Demolition derbies, which are a US invention, first began in the 1950s, and may have occurred even earlier. They are a public event that makes use of older cars that are junked, for the sole purpose of doing as much damage to these cars as possible. The demolition derby could be describes as real life bumper cars with real danger. Drivers specifically ram into each other to destroy other cars when they can. A winner of a demolition derby is usually the person whose car is still running by the end of a derby.
It’s unclear why these derbies are so popular. Fans cite that the destruction of cars, and the accidents in a relatively “safe” environment are fascinating and exciting to watch. There are occasional accidents resulting in major injuries, and some drivers may sustain small injuries.
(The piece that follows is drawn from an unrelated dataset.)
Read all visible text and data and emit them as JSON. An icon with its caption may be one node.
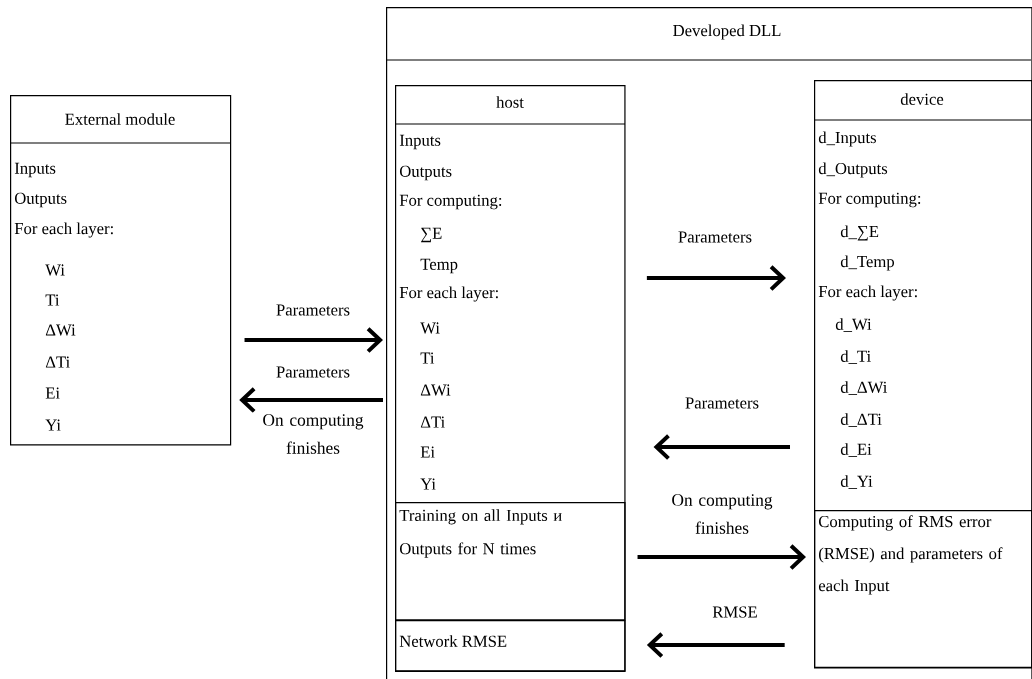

Some precautions are taken, like installing special seatbelts in cars and removing all glass parts from the cars, like mirrors and windows, so that glass injuries don’t take place.
Europeans have demolition derbies too, and they are particularly popular in the UK, where they may be called banger races. Concern abut the amount of pollution from spilling gasoline, motor oil, and auto parts has led to some European nations barring the demolition derby as bad for the environment. Further, many derbies feature cars that cannot pass smog testing, and this too remains a concern.
Demolition derbies normally take place between cars built in the 1960-70s, with the Chrysler Imperial® being considered one of the ultimate cars for drivers when they want to demolish other cars. The trend toward building compact cars in the 1980s has often lead to special “compact car” events. It would be unsafe, and usually unfair to expect a compact car to compete against the sedans and station wagons built earlier. Another popular event at demolition derbies is the destruction of old school buses, making the derbies quite popular with children.
There are a number of varieties of the demolition derby. Sometimes cars are demolished using tractors or monster trucks during Monster Truck rallies. Minivan demolition derbies have also become popular given the high number of them owned by people.
As a sport, the demolition derby has been a popular one, with some telecasts of events throughout the years. Most often, people prefer to see a derby live. They may take place at fairgrounds, during country fairs or events and provide great entertainment.
Perhaps some of the thrill of the demolition derby is seeing the destruction of things we are all too familiar with, the automobile. With more and more people commuting in cars and spending so much time in them, seeing these things destroyed may be a cathartic experience. They demonstrated at once the power of the automobile and its restrictive and confining qualities. On the other hand, fans of demolition derbies may just enjoy the crash and clang of metal, and be there to see a good smash up of cars in a fairly safe manner.